De fait, en traversant plusieurs stades du
développement, l'enfant assimile son environnement, ce qui
déclenche chez lui un ajustement actif. Les schèmes (ensemble de
patrons qui régissent nos comportements) deviennent de plus en plus
complexes, forçant ainsi le développement des fonctions
cognitives de l'enfant afin qu'il parvienne à acquérir un
construit imagé et subjectif du monde qui l'entoure. Selon J.

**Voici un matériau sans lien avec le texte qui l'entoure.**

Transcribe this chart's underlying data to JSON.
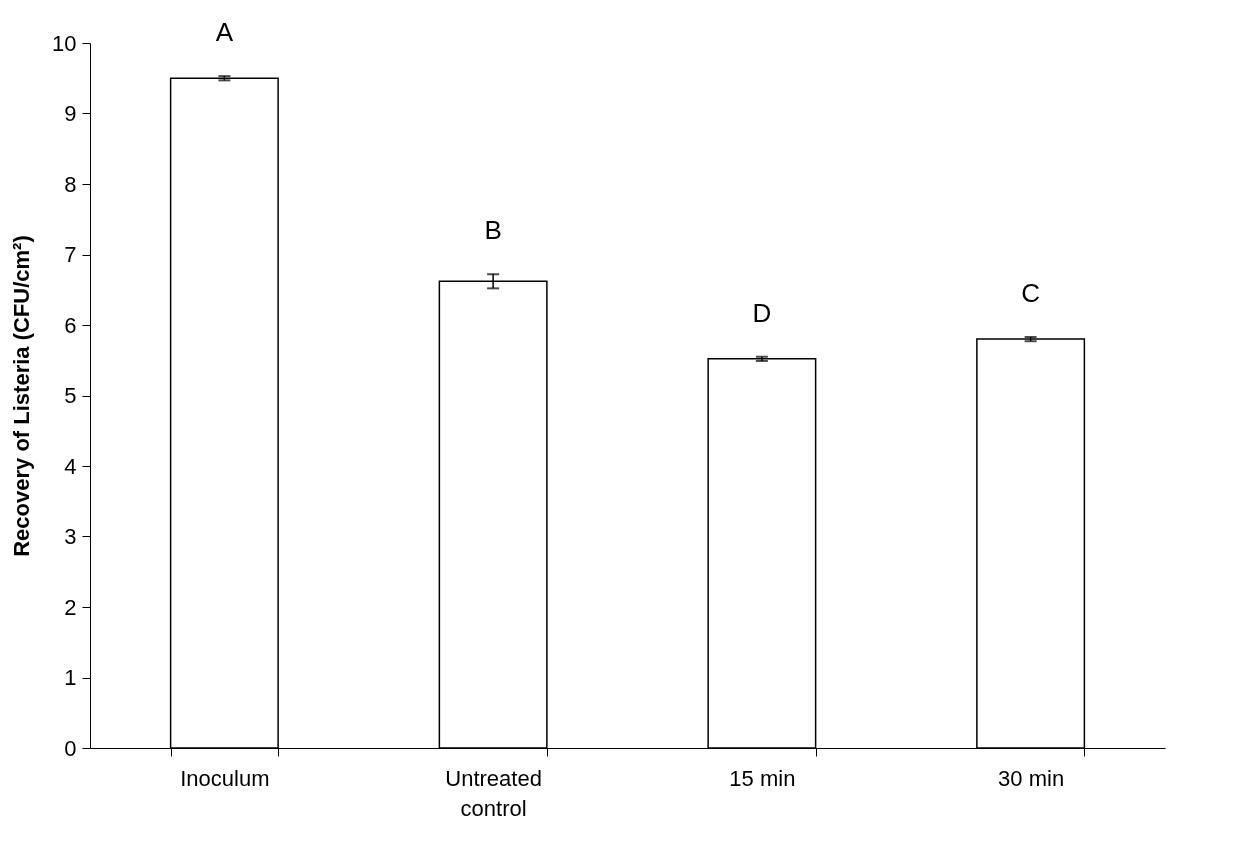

PIAGET(1969), l'intelligence est le développement des processus
adaptatifs d'une personne dans son environnement, visant à
l'émergence de son plein potentiel. Dans cette suite logique,
l'apprentissage est une fonction de l'intelligence qui s'actualise au cours du
développement de l'enfant (L. DUBE, 1996). Il soutient que
l'apprentissage survient lorsque des éléments de l'environnement
nécessitent l'adaptation ou la restructuration des schèmes. Par
la venue d'un nouvel événement, un déséquilibre des
structures cognitives surgit, menaçant l'équilibre
homéostatique du corps humain. Afin de retrouver l'équilibre de
l'organisme, deux processus sont possibles : l'assimilation et l'accommodation.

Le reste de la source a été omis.